We selected the public service ruptures to make the predictions since by their definition they represent the consequences of the temporary state of the resources assigned in each centre. Although these historical data of calculated public service ruptures are small for the moment, we built prediction models for each month including external variables such as meteorological, epidemiological, traffic, among others; and internal variables such as the number of engines and agents available per day, as well as the number of interventions, considering that these will be provided by another prediction model that is being worked on, as can be found in [2,12,13]. The technique that provided the best results was XGBoost, followed by MLP.

Thus, it is possible to recognize the sectors and their command centers with the highest number of failures by type of intervention. In fact, in practice, this would allow the centers to be strengthened so that they are prepared for any disaster in any area. For instance, in urbanized areas, fire centers have more armament, but there are delays in arriving at the scene, which may be due to traffic, lack of available armament, or perhaps the poorly location of the centers; and in rural areas, centers are smaller and have few or no professional firefighters and the same with the adapted engines since incidents are fewer but not absent. The indicators would help to define the increase or decrease in the number of engines according to the RP or FR intervention that occurs most in the sector of a center; increasing the number of professional firefighters (defined schedule) or volunteers (dynamic working hours); or perhaps there are enough firefighters but they do not have the necessary training to face the interventions, for example, FR interventions require six or four firefighters depending on the engine, while a RP intervention requires three.

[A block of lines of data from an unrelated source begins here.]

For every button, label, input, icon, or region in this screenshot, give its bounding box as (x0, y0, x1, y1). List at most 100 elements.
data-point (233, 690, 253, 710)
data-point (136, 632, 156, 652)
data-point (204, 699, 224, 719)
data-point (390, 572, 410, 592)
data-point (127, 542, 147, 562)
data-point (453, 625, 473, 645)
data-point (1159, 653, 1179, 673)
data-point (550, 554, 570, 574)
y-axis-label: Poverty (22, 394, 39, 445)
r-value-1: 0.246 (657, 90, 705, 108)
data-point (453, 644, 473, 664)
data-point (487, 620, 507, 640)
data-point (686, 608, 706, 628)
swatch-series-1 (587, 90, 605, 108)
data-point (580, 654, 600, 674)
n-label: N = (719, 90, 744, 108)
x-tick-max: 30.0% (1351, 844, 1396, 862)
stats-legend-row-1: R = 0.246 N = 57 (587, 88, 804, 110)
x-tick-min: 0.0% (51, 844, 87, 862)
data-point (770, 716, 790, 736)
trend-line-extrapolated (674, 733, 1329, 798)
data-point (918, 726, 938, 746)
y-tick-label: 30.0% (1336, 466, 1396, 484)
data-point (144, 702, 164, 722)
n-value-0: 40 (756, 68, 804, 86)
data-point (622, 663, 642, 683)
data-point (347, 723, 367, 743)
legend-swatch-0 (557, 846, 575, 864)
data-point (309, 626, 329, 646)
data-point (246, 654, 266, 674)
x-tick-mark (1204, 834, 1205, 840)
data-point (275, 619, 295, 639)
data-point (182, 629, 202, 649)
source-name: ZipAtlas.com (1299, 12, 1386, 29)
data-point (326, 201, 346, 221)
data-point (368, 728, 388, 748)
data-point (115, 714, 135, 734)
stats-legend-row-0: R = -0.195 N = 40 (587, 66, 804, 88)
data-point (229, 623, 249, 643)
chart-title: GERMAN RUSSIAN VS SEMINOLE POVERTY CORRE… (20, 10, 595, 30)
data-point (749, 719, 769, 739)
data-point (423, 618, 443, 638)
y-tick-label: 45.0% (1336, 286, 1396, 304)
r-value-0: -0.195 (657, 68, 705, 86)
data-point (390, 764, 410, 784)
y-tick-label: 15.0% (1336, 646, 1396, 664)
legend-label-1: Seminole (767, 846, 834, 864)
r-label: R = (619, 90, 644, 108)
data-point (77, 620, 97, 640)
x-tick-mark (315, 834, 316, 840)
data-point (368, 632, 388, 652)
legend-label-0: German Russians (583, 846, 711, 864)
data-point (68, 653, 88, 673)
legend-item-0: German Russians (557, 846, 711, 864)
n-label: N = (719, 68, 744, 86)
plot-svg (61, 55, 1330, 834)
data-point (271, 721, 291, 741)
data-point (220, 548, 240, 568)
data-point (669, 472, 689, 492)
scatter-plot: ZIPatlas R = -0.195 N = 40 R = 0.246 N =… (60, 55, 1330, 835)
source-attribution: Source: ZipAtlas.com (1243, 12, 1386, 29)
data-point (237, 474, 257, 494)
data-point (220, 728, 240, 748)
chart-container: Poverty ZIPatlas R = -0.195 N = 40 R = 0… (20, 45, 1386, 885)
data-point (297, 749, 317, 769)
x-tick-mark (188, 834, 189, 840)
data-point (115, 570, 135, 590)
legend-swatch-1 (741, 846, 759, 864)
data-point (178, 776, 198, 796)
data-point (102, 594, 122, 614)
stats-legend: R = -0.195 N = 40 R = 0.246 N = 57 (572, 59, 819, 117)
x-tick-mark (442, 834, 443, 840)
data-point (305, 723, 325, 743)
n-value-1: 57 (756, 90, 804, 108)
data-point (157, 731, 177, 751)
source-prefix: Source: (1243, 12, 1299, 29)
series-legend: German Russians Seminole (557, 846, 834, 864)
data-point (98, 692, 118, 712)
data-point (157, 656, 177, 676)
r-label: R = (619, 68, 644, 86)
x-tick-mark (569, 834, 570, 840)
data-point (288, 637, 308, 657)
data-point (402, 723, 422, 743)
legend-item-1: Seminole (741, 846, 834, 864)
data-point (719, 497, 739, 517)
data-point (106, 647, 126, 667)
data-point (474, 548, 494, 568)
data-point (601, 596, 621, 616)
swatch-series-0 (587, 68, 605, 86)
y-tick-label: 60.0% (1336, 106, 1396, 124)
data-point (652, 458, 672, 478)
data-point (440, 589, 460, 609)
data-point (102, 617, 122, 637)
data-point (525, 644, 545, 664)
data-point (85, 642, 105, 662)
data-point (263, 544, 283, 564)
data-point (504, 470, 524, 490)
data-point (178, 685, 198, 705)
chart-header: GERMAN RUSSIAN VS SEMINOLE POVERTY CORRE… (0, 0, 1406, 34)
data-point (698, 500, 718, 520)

Besides, to drive an FR engine, it is needed a license different than the RP engine license. On the other hand, the prediction of breakdowns reinforces the strategies developed, since it considers the workload that will be carried out in the coming days together with the organization of the armament currently available. In this way, the resources could be reorganized in some sectors without the need to acquire new ones, the response with an adapted armament to an incident would be more effective and immediate, the victims would be attended to as soon as possible, the damaged areas and material losses would be reduced, maximizing the economic benefits, and not only the security and the welfare of the population would be guaranteed, but also firefighters would be protected against the risks of interventions.

For future work, there is much to develop and test. For example, creating artificial data using methods such as Adaptive Synthetic Sampling Method (ADASYN) and making predictions of breakdowns by center; making forecasts using time series techniques; testing other time horizons for data aggregation; as well as developing methodologies that recommend strategies for the organization or acquisition of vehicles and firefighters, for instance by combining meta-heuristics or using Bayesian optimization. Finally, adapt the breakdown calculation algorithm for other fire departments in France and in the world.